Karim Aïnouz: o cineasta que saiu do Ceará para conquistar o mundo
Em destaque no Festival de Cannes, o primeiro filme em língua inglesa do diretor retrata a rainha ofuscada pelo abusivo monarca Henrique VIII
No set do filme Firebrand, na Inglaterra, o diretor cearense Karim Aïnouz considerava a atriz sueca Alicia Vikander sua “aliada no crime”. “Em vários momentos a gente se olhava e eu falava: ‘Um inglês faria essa cena assim?’ ”, conta o cineasta de 57 anos, com um sorriso sagaz no rosto, sobre a parceria com a atriz, que tem um Oscar no currículo. A cumplicidade entre os dois estrangeiros tinha razões históricas. O longa que concorre à Palma de Ouro no Festival de Cannes deste ano (o resultado será conhecido no dia 27) — e que fez de Aïnouz o único brasileiro na disputa — é um drama de época ambientado na turbulenta corte inglesa da era Tudor, no século XVI. Abordado por uma produtora britânica, Aïnouz estranhou a possibilidade de dirigir o filme. Ao se aprofundar no tema, porém, uma motivação lhe serviu de combustível: “Um brasileiro ser convidado para fazer um filme sobre uma antiga potência colonial é fora do comum. Agarrei a oportunidade. Afinal, os ingleses e os americanos falam do resto do mundo como querem desde sempre”.

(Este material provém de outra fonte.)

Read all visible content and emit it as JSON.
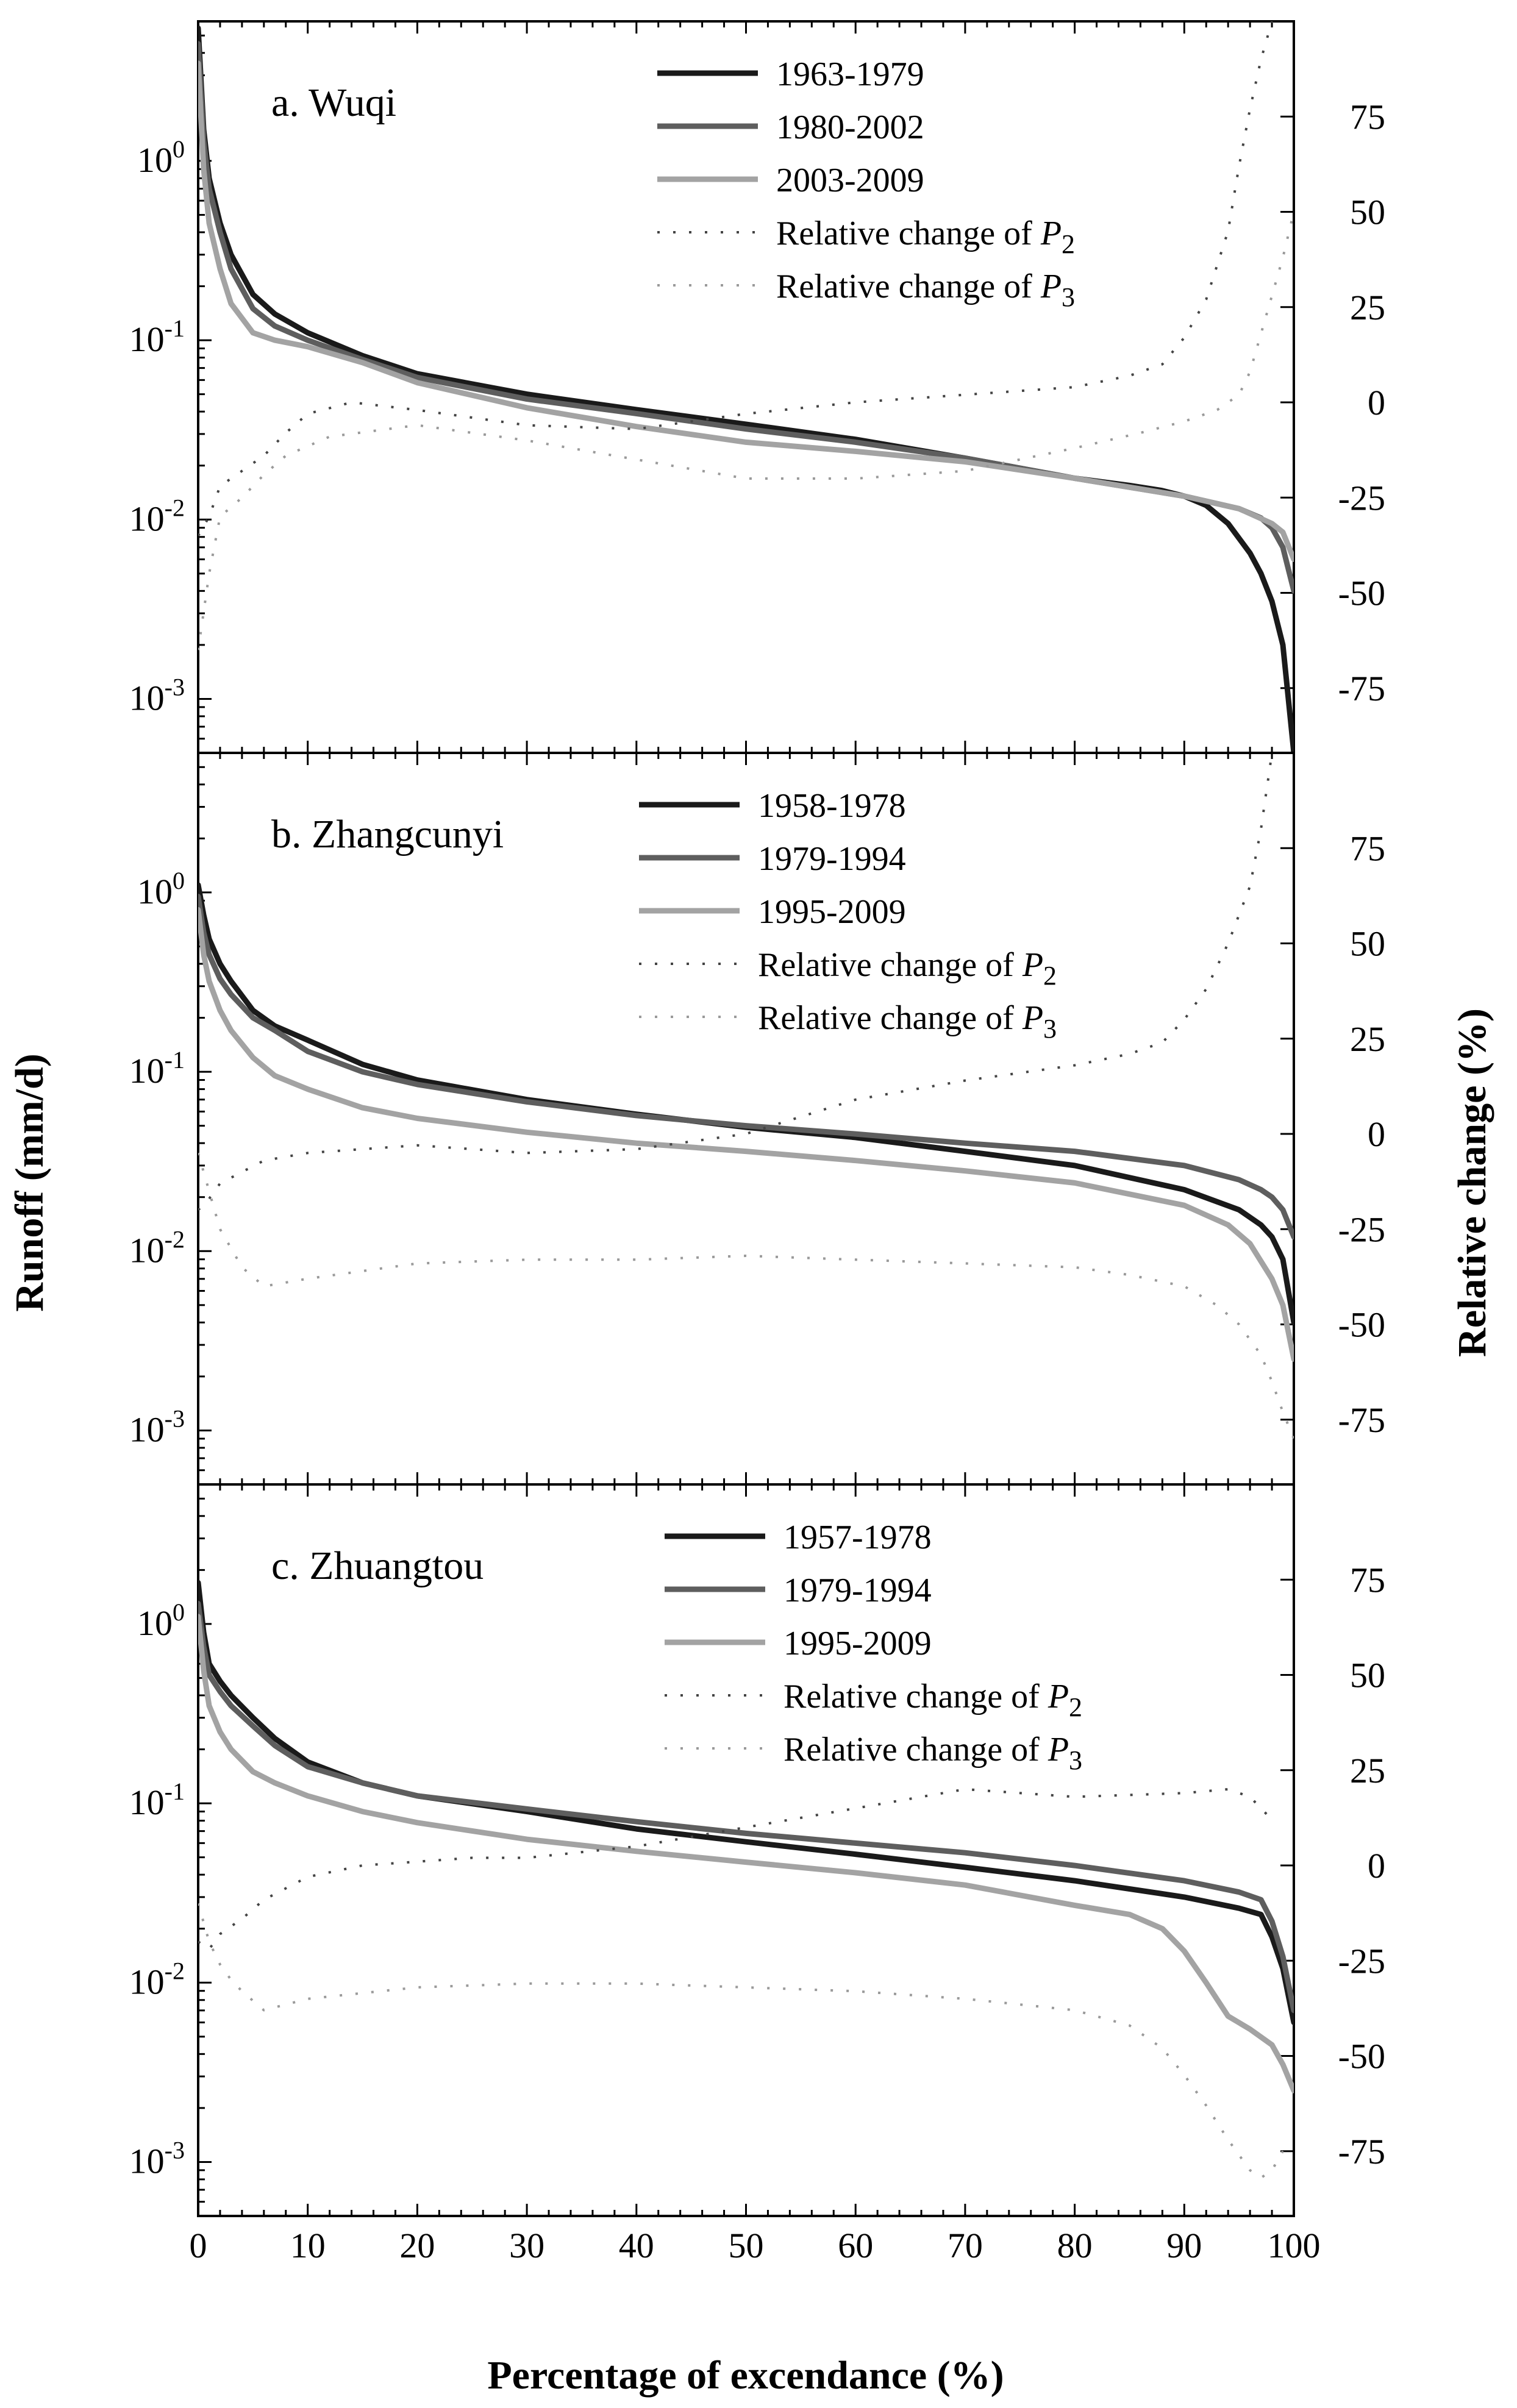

Se a veia da reparação histórica pulsava, foi um desejo com raízes mais sentimentais que se impôs na hora de dizer “sim” ao projeto. Abandonado pelo pai, um engenheiro argelino, e criado pela avó e pela mãe em Fortaleza, Aïnouz desenvolveu um olhar afiado para o feminino, assim como para os oprimidos que, embora desprovidos de poder, encontraram um meio de tomar as rédeas de suas vidas — viés notável em filmes de sua autoria, como Madame Satã, O Céu de Suely e A Vida Invisível. Obra que ganha agora um novo alcance global.
Catherine Parr
The Tudors in Love
Firebrand retrata um período da vida da rainha Catherine Parr (papel de Alicia), sexta e última esposa do rei inglês Henrique VIII, interpretado por Jude Law. O monarca, que governou de 1509 a 1547, não era, como se sabe, um partidão a cobiçar: ele enviou a primeira mulher para o exílio, mandou decapitar duas outras — sendo Ana Bolena a mais famosa —, e fez da palavra abusivo um termo insuficiente para explicar seu temperamento tóxico. Nesse lamaçal, Catherine foi relegada à fama da mulher que sobreviveu ao rei assassino — e cuidou dele no leito de morte. “Para mim, a Catherine tem o mesmo DNA de Madame Satã: são histórias reais de pessoas ofuscadas e que deviam ser contadas”, diz Aïnouz, relembrando seu primeiro filme, de 2002, com Lázaro Ramos na pele da transformista do título, figura emblemática da boemia carioca nos anos 1940. Se Madame Satã encarou um mundo que a repelia, a rainha Catherine respondeu à opressão marital olhando para o futuro: ela foi a responsável pela educação da filha do rei, Elizabeth I, que assumiu o trono e promoveu um longo período de prosperidade e de efervescência cultural.
A postura de Catherine fez o diretor se lembrar de uma velha frase de sua mãe, Iracema, que foi cientista. “Ela me dizia: ‘Não tenho dinheiro para deixar a você, mas vou deixar a educação’ ”. Quando fez 18 anos, ele ganhou da genitora uma passagem para a França para estudar. Lá, ele encontrou o pai desconhecido — uma relação frágil até hoje. O tempo em Paris foi traumático: a xenofobia contra as colônias recém-libertas fez do país um campo minado para os traços e o nome árabe de Aïnouz. “Entendi a raiva de ser tratado como um cidadão de segunda classe.” A frustração o levou a Nova York, onde morou por quinze anos e deu seus primeiros passos como assistente de cineastas, entre eles Todd Haynes — com quem disputa a Palma de Ouro neste ano. Vivendo há uma década em Berlim, Aïnouz transita por cenários variados — em junho, lança aqui o documentário O Marinheiro das Montanhas, uma investigação sobre sua família paterna na Argélia. É no Brasil, porém, que o diretor identifica sua essência. “Quis fazer cinema para celebrar o meu país.” O bom filho agora vive seu ritual de passagem.